- Metric-driven design
-- Define your metrics and success criteria up front, as graphs on a dashboard, and build your system so that it's clear from the dashboard that the system is meeting its success criteria
-- Unit test your business logic
-- For every logic bug, write a test which fails, fix the bug, and verify that the test succeeds (regression test)
-- Integration test all your APIs and the "success criteria"
--- try to keep the implementation-agnostic
-- Load test for latency-sensitive components
--- The results of load tests can be published as metrics in your metrics dashboard, since latency is often a success criteria
-- Continuous Delivery pipeline
--- Not only does this improve productivity and stability, but it is super useful for emergent deployments, so that you can know quickly if your fix is breaking anything, and you can add regression tests quickly
-- Be liberal with logging
-- Log internal state changes (cache evictions, refreshes, connections opening/closing, etc.)
-- Add lots of logging in complicated business logic (there will be bugs, and logs will make them easy to find)
- Liberally sprinkle assertions throughout your code (especially if data quality is more important than resilience)
- Be conservative with dependencies
-- Think carefully before using that new sexy library
--- Do the authors make backwards-compatible changes?
--- Is it well-maintained?
--- Is it likely to be abandoned?
-- Think carefully before coupling systems together with code dependencies
Then iterate and add all the stuff mentioned above.
If you want resilience, make an upper layer that will recover your service on failure, deploy it on redundant hardware, add strict alerts for when recovery is impossible; and still sprinkle assertions through your code.
Data quality is never secondary.
-set up automatic notification of failure conditions in those metrics. People shouldn't have to stare at and interpret graphs to know something is wrong.
State 5. Never change anything or do any useless activities or upgrades unless you really have no other choice and there's clear demonstrated value in the change.
Stage 6. Get someone else do it for you. Like the silly enthusiastic junior dev who is willing to sacrifice his weekend for some stupid problem.
Stage 7. Switch career to something sensible such as a baker.
State 6. Realize that painful steps need to be automated and repeated often. Then each upgrade has much fewer changes, and it's easier to locate the source of errors.
If you have a team that's actively working on the code, incremental upgrades to the dependencies should be pretty comfortable. But if you've got some legacy thing that no-one really knows, then is the time to start being careful about updating little bits.
It's not fun, but as a consequence you don't get stuck with something that you absolutely can't maintain.
< State 5. Never change anything or do any useless activities or upgrades unless you really have no other choice and there's clear demonstrated value in the change.

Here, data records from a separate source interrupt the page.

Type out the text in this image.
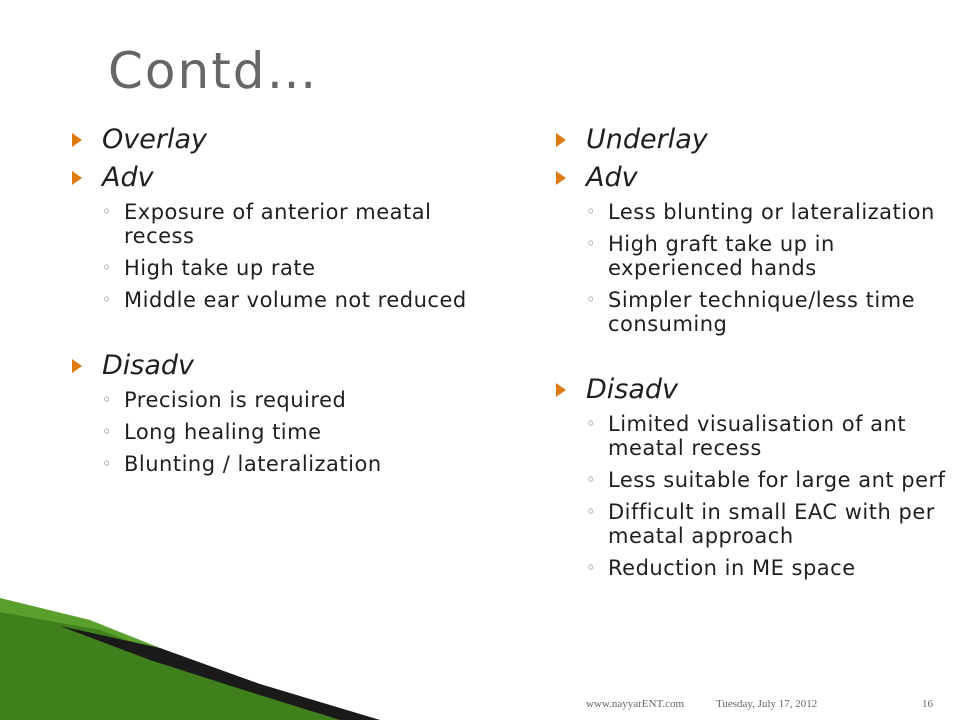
Contd…
Overlay
Adv
◦ Exposure of anterior meatal recess
◦ High take up rate
◦ Middle ear volume not reduced
Disadv
◦ Precision is required
◦ Long healing time
◦ Blunting / lateralization
Underlay
Adv
◦ Less blunting or lateralization
◦ High graft take up in experienced hands
◦ Simpler technique/less time consuming
Disadv
◦ Limited visualisation of ant meatal recess
◦ Less suitable for large ant perf
◦ Difficult in small EAC with per meatal approach
◦ Reduction in ME space
www.nayyarENT.com	Tuesday, July 17, 2012	16
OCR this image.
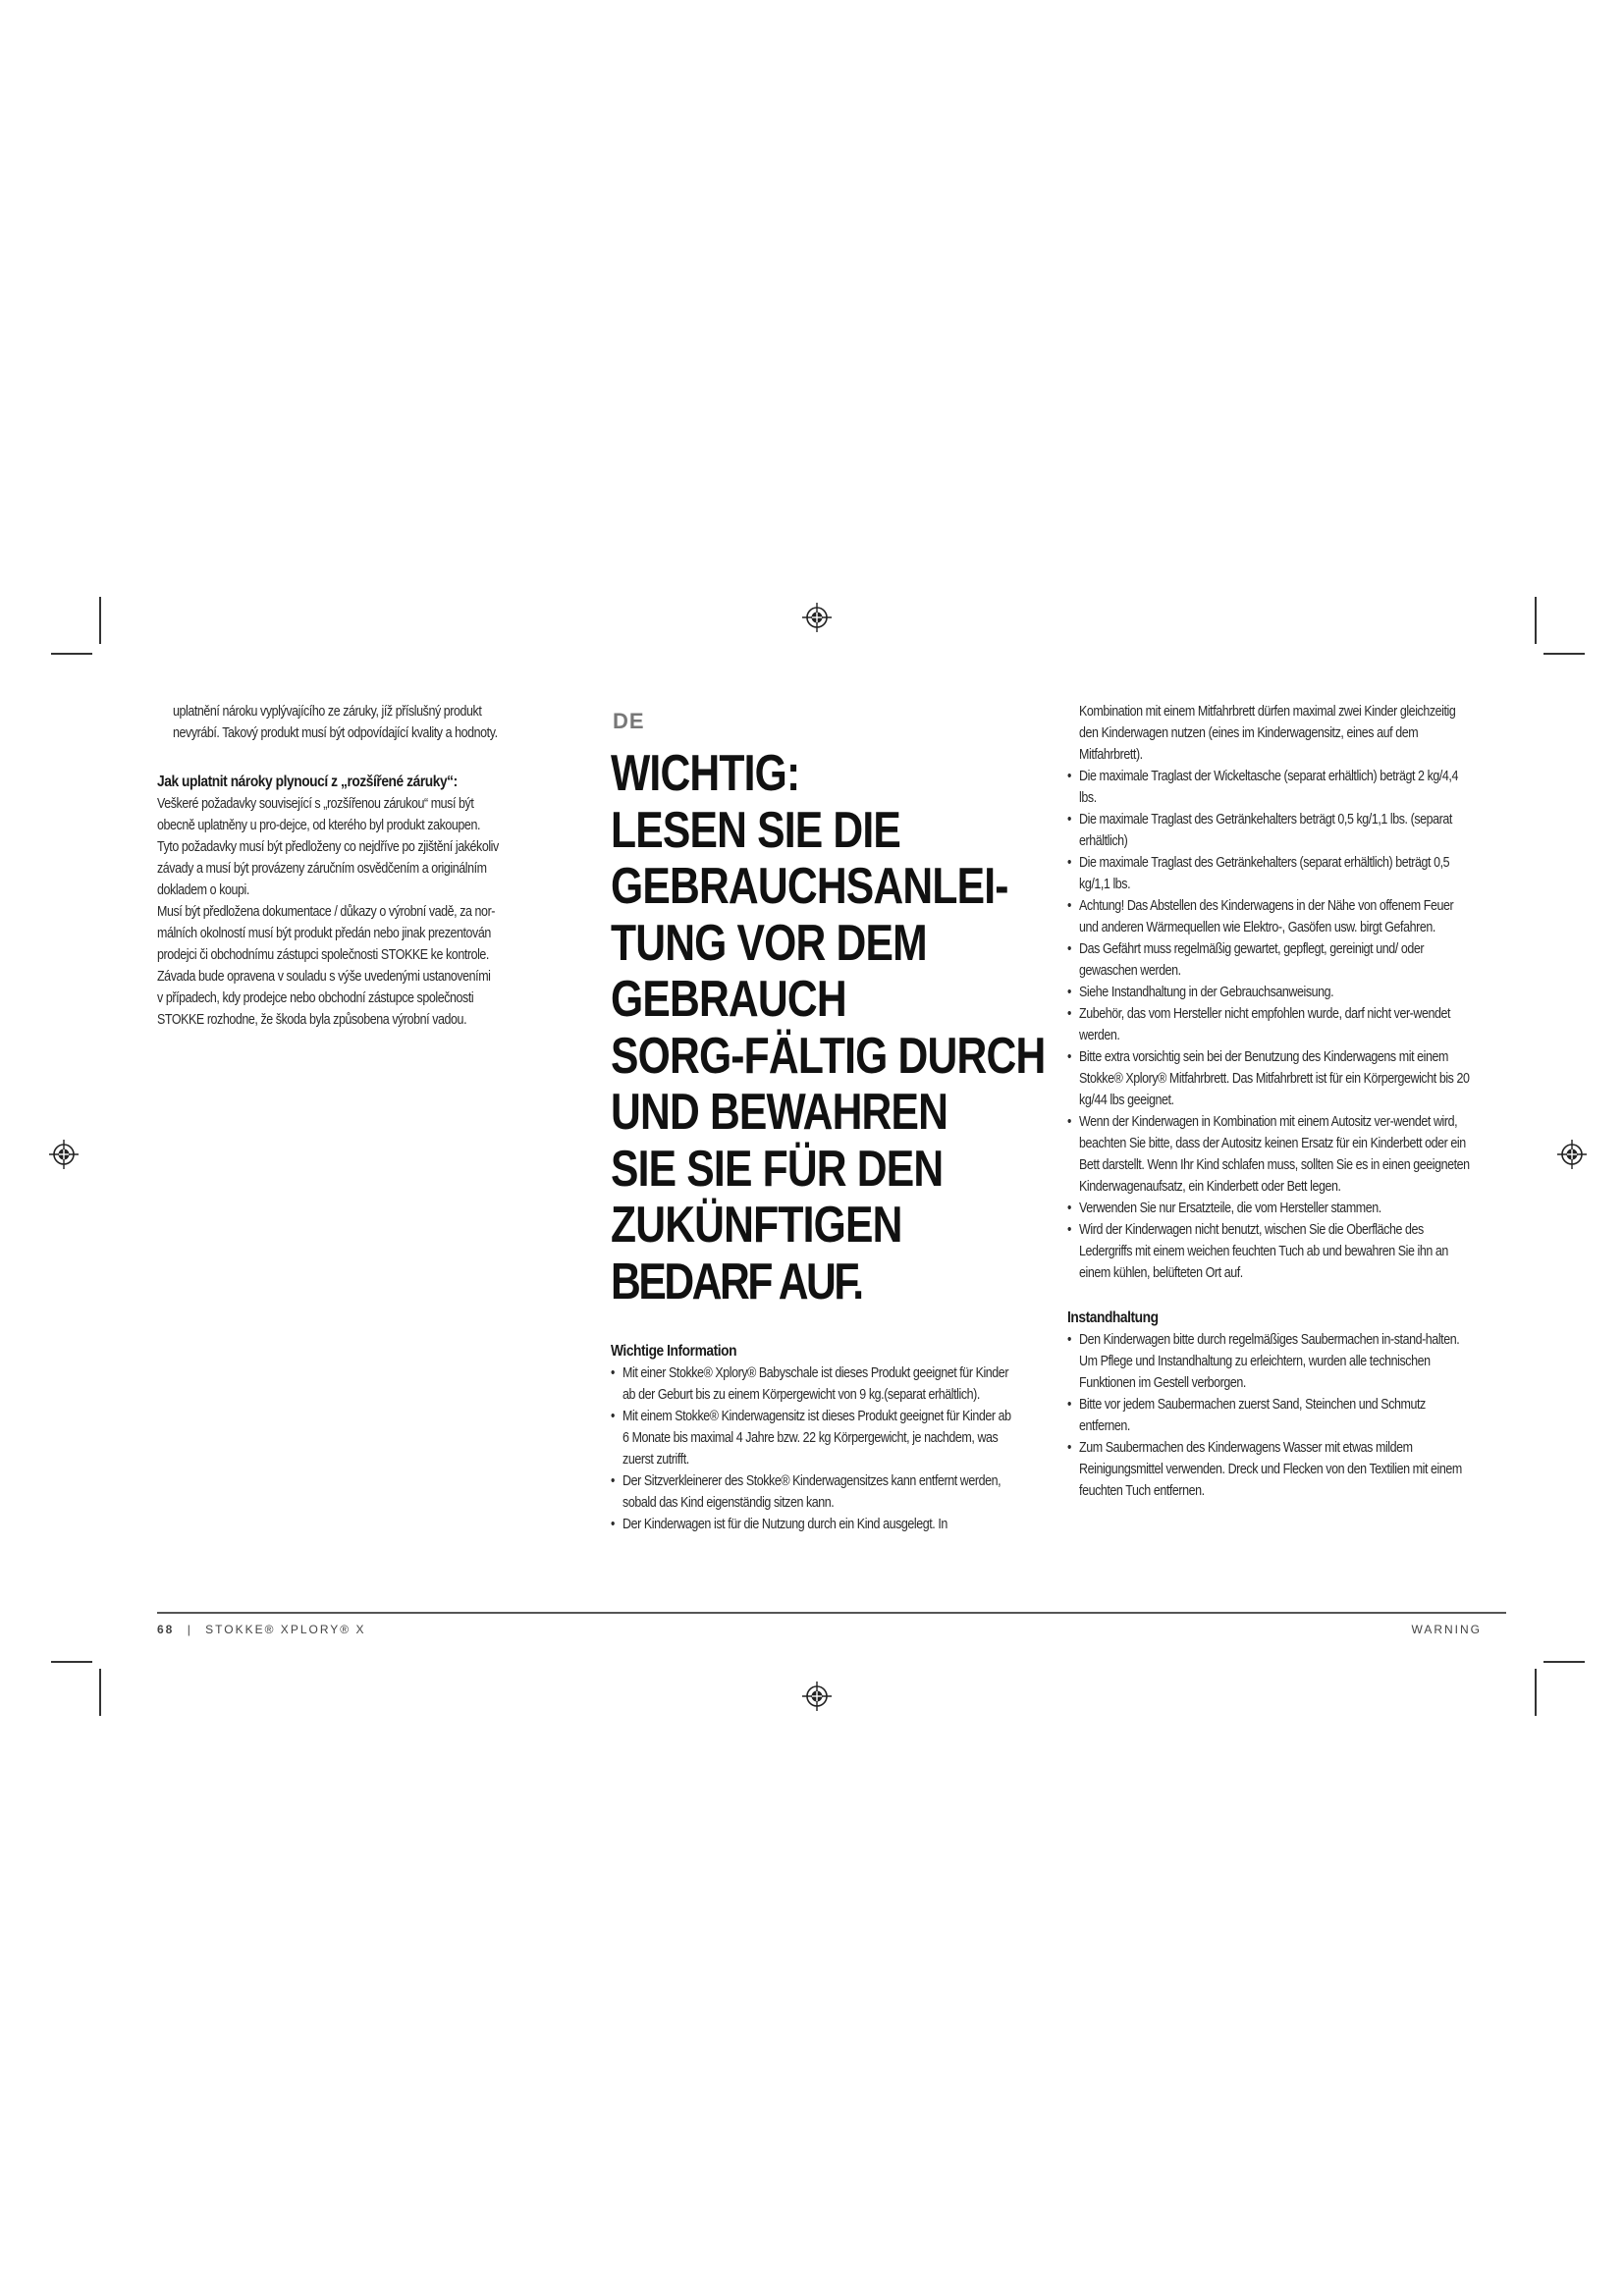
uplatnění nároku vyplývajícího ze záruky, jíž příslušný produkt

nevyrábí. Takový produkt musí být odpovídající kvality a hodnoty.

Jak uplatnit nároky plynoucí z „rozšířené záruky“:

Veškeré požadavky související s „rozšířenou zárukou“ musí být

obecně uplatněny u pro-dejce, od kterého byl produkt zakoupen.

Tyto požadavky musí být předloženy co nejdříve po zjištění jakékoliv

závady a musí být provázeny záručním osvědčením a originálním

dokladem o koupi.

Musí být předložena dokumentace / důkazy o výrobní vadě, za nor-

málních okolností musí být produkt předán nebo jinak prezentován

prodejci či obchodnímu zástupci společnosti STOKKE ke kontrole.

Závada bude opravena v souladu s výše uvedenými ustanoveními

v případech, kdy prodejce nebo obchodní zástupce společnosti

STOKKE rozhodne, že škoda byla způsobena výrobní vadou.

DE
WICHTIG:
LESEN SIE DIE
GEBRAUCHSANLEI-
TUNG VOR DEM
GEBRAUCH
SORG-FÄLTIG DURCH
UND BEWAHREN
SIE SIE FÜR DEN
ZUKÜNFTIGEN
BEDARF AUF.
Wichtige Information
• Mit einer Stokke® Xplory® Babyschale ist dieses Produkt geeignet für Kinder ab der Geburt bis zu einem Körpergewicht von 9 kg.(separat erhältlich).
• Mit einem Stokke® Kinderwagensitz ist dieses Produkt geeignet für Kinder ab 6 Monate bis maximal 4 Jahre bzw. 22 kg Körpergewicht, je nachdem, was zuerst zutrifft.
• Der Sitzverkleinerer des Stokke® Kinderwagensitzes kann entfernt werden, sobald das Kind eigenständig sitzen kann.
• Der Kinderwagen ist für die Nutzung durch ein Kind ausgelegt. In

Kombination mit einem Mitfahrbrett dürfen maximal zwei Kinder gleichzeitig den Kinderwagen nutzen (eines im Kinderwagensitz, eines auf dem Mitfahrbrett).

• Die maximale Traglast der Wickeltasche (separat erhältlich) beträgt 2 kg/4,4 lbs.
• Die maximale Traglast des Getränkehalters beträgt 0,5 kg/1,1 lbs. (separat erhältlich)
• Die maximale Traglast des Getränkehalters (separat erhältlich) beträgt 0,5 kg/1,1 lbs.
• Achtung! Das Abstellen des Kinderwagens in der Nähe von offenem Feuer und anderen Wärmequellen wie Elektro-, Gasöfen usw. birgt Gefahren.
• Das Gefährt muss regelmäßig gewartet, gepflegt, gereinigt und/ oder gewaschen werden.
• Siehe Instandhaltung in der Gebrauchsanweisung.
• Zubehör, das vom Hersteller nicht empfohlen wurde, darf nicht ver-wendet werden.
• Bitte extra vorsichtig sein bei der Benutzung des Kinderwagens mit einem Stokke® Xplory® Mitfahrbrett. Das Mitfahrbrett ist für ein Körpergewicht bis 20 kg/44 lbs geeignet.
• Wenn der Kinderwagen in Kombination mit einem Autositz ver-wendet wird, beachten Sie bitte, dass der Autositz keinen Ersatz für ein Kinderbett oder ein Bett darstellt. Wenn Ihr Kind schlafen muss, sollten Sie es in einen geeigneten Kinderwagenaufsatz, ein Kinderbett oder Bett legen.
• Verwenden Sie nur Ersatzteile, die vom Hersteller stammen.
• Wird der Kinderwagen nicht benutzt, wischen Sie die Oberfläche des Ledergriffs mit einem weichen feuchten Tuch ab und bewahren Sie ihn an einem kühlen, belüfteten Ort auf.
Instandhaltung
• Den Kinderwagen bitte durch regelmäßiges Saubermachen in-stand-halten. Um Pflege und Instandhaltung zu erleichtern, wurden alle technischen Funktionen im Gestell verborgen.
• Bitte vor jedem Saubermachen zuerst Sand, Steinchen und Schmutz entfernen.
• Zum Saubermachen des Kinderwagens Wasser mit etwas mildem Reinigungsmittel verwenden. Dreck und Flecken von den Textilien mit einem feuchten Tuch entfernen.
68 | STOKKE® XPLORY® X	WARNING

> Stage 5. Never change anything or do any useless activities or upgrades unless you really have no other choice and there's clear demonstrated value in the change.
"a much more experienced SRE later came in to work with the team on making the same service operate better, and I got to see what he did and what his process for improving things looked like"
Operations is an expertise that you can develop, or you can decide that it isn't what you want to be doing. Just like machine-learning, games, databases, or operating systems internals: everybody can tackle a tiny project, but only a minority of people will like it and be good enough at it to
make it their life-work.
1) Blind optimism
2) Blind pessimism
3) Integrates both.
I was first exposed to it through this (disclaimer: religiously) themed speech: https://speeches.byu.edu/talks/bruce-c-hafen_love-is-not-bli...
I love this quote he the speaker uses:
Some stupid people started the idea that because women obviously back up their own people through everything, therefore women are blind and do not see anything. They can hardly have known any women. The same women who are ready to defend their men through thick and thin . . . are almost morbidly lucid about the thinness of [their] excuses or the thickness of [their] head[s]. . . . Love is not blind; that is the last thing that it is. Love is bound; and the more it is bound the less it is blind. [G.K. Chesterton, Orthodoxy(Garden City, N.Y.: Image Books, 1959), pp. 69–71.]
Are there any good guides that focus less on "best practices" and more on trade-offs (especially from the point of view of someone who's more interested in a simple route to 4-nines than going much beyond that)?
Build with distributed and fault tolerance in mind. You should be able to knock out a random server and still run with no effect.
Monitoring with alerts when certain are broken
Build a continuous delivery pipeline, and keep working on it till your so confident that deployments become none events, which can happen at any point. see automated testing.
Replicas, and HA setups should be the norm.